Buna göre, hâkim, tazminatın kapsamını ve ödenme biçimini, fiilin ve kusurun ağırlığını, tarafların sıfatını, konumunu, sosyal ve ekonomik durumlarını göz önüne alarak belirler. (BK m.43/1; TBK"nın 51/1)
TBK’nun 55/1 maddesinde;’’Destekten yoksun kalma zararları ile bedensel zararlar,bu Kanun hükümlerine ve sorumluluk hukuku ilkelerine göre hesaplanır.Kısmen veya tamamen rücu edilemeyen sosyal güvenlik ödemeleri ile ifda amacını taşımayan ödemeler, bu tür zararların belirlenmesinde gözetilemez;zarar veya tazminattan indirilemez.Hesaplanan tazminat, miktar esas alınarak hakkaniyet düşüncesi ile artırılamaz veya azaltılamaz.’’denilmektedir.
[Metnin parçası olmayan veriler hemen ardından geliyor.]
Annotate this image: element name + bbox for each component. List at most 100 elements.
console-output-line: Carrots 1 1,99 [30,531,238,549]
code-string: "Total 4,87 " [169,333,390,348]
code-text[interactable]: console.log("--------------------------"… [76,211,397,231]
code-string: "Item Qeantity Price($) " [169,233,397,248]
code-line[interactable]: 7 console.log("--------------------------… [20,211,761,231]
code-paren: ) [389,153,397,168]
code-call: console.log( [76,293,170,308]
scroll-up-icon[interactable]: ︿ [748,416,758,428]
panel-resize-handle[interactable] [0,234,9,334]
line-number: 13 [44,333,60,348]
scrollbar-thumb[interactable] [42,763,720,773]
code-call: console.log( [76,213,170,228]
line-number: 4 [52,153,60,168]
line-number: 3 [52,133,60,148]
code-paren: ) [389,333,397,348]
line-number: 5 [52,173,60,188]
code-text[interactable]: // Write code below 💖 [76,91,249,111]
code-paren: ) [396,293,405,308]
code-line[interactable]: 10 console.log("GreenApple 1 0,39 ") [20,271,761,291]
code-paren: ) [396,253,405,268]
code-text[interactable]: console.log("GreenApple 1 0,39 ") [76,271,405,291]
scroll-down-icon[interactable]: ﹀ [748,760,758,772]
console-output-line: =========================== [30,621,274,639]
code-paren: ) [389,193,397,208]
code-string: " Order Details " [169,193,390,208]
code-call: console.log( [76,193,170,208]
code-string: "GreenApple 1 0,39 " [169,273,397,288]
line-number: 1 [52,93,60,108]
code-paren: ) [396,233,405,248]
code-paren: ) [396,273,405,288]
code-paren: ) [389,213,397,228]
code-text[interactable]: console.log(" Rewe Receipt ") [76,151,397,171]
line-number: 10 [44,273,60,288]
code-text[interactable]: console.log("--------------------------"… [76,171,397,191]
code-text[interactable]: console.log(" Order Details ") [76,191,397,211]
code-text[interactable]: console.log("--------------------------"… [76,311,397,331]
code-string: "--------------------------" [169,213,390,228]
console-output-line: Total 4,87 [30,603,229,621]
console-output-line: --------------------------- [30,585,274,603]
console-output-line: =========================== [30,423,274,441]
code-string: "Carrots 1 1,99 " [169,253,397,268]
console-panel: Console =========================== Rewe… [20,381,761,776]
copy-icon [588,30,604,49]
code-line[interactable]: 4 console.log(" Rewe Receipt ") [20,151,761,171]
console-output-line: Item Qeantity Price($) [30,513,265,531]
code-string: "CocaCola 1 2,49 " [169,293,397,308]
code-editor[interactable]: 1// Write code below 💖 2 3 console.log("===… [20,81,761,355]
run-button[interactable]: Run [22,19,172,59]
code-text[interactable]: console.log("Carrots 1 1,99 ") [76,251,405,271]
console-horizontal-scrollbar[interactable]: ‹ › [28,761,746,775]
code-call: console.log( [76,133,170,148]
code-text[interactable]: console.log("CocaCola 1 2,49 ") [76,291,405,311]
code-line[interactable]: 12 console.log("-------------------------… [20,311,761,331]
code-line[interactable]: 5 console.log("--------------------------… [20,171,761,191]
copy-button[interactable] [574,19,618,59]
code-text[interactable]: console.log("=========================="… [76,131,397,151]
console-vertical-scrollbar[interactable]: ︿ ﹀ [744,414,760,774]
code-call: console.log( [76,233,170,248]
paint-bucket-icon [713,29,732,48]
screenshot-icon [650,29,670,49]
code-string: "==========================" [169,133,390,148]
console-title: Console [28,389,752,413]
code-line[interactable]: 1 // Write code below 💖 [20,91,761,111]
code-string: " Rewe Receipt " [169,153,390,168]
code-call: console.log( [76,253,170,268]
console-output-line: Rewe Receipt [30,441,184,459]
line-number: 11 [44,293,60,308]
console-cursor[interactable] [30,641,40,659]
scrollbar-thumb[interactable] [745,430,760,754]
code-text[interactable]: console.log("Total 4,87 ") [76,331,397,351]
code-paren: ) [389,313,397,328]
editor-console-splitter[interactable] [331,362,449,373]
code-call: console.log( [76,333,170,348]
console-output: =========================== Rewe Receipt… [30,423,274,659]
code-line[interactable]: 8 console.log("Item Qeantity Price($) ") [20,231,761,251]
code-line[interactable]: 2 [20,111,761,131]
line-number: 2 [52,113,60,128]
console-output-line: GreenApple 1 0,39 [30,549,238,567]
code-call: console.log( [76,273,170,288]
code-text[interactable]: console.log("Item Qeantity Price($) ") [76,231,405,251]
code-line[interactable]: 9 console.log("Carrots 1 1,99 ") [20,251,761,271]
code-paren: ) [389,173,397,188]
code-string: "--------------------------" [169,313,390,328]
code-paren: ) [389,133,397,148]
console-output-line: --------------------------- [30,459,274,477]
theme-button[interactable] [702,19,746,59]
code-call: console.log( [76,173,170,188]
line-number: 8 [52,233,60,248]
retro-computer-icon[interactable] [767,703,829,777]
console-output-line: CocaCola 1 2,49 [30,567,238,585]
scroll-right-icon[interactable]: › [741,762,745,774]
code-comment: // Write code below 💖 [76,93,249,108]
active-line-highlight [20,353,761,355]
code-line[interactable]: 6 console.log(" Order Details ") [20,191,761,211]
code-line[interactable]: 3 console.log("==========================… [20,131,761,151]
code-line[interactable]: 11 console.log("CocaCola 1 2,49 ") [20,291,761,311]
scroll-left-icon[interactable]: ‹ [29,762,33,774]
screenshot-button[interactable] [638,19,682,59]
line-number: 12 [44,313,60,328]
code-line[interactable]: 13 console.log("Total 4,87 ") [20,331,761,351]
Somut olayda;davalıya ait damızlık boğanın davacıların murisine saldırması neticesinde davacıların murislerinin vefat ettiği sabittir.Davacılar tarafından eldeki dava maddi ve manevi tazminat istemli olarak açılmış,ancak Dairemizin bozma ilamı sonrasında davacılar vekilince maddi tazminat talebinin müracaata bırakılması nedeniyle maddi tazminat talebi manevi tazminat talebinden tefrik edilerek eldeki esasa kaydedilmiş,kayıt sonrasında davacılar vekilince maddi tazminata ilişkin yenileme talebinde bulunulduğundan yargılamaya devam edilerek alınan 12.05.2015 tarihli aktüerya raporu doğrultusunda hüküm tesis edilmiştir.Ne var ki,mahkemece hüküm tesis edilirken davacılardan ... için belirlenen
77.092,02 TL destekten yoksun kalma tazminatından,’’davalı ...’in ölen ...’ın kardeşi olması,bu ölüm nedeniyle davalının da aynı acı ve elemi duyduğu ,kusurlu sorumluluk ile kusursuz sorumluluk arasında hakkaniyet farkı bulunması gerektiği ‘’ gerekçesiyle 1/3 oranında hakkaniyet indirim yapılması doğru görülmemiştir.Nitekim,söz konusu hakkaniyet indiriminin ancak davacıların manevi tazminat talebinde değerlendirilebileceği kuşkusuzdur.
Hal böyle olunca, mahkemece;yukarıda ifade edilen yasa hükümleri ve açıklamalar gereğince,hakkaniyet indiriminin davacılardan Reyhan için belirlenen destekten yoksun kalma tazminatında uygulanamayacağı,söz konusu indirimin ancak davacıların manevi tazminat taleplerinde değerlendirilebileceği nazara alınmadan yazılı şekilde hüküm tesisi doğru görülmemiş,bozmayı gerektirmiştir.
SONUÇ: Yukarıda birinci bentte açıklanan nedenlerle davalı vekilinin tüm, davacı ... vekilinin sair temyiz itirazlarının reddine,ikinci bentte açıklanan nedenlerle hükmün HUMK.nun 428. maddesi gereğince davacı ... vekili yararına BOZULMASINA, peşin alınan temyiz harcının istek halinde temyiz edene iadesine, 6100 sayılı HMK"nun geçici madde 3 atfıyla 1086 sayılı HUMK"nun 440. maddesi gereğince karar düzeltme yolu açık olmak üzere , 04.12.2017 gününde oybirliğiyle karar verildi.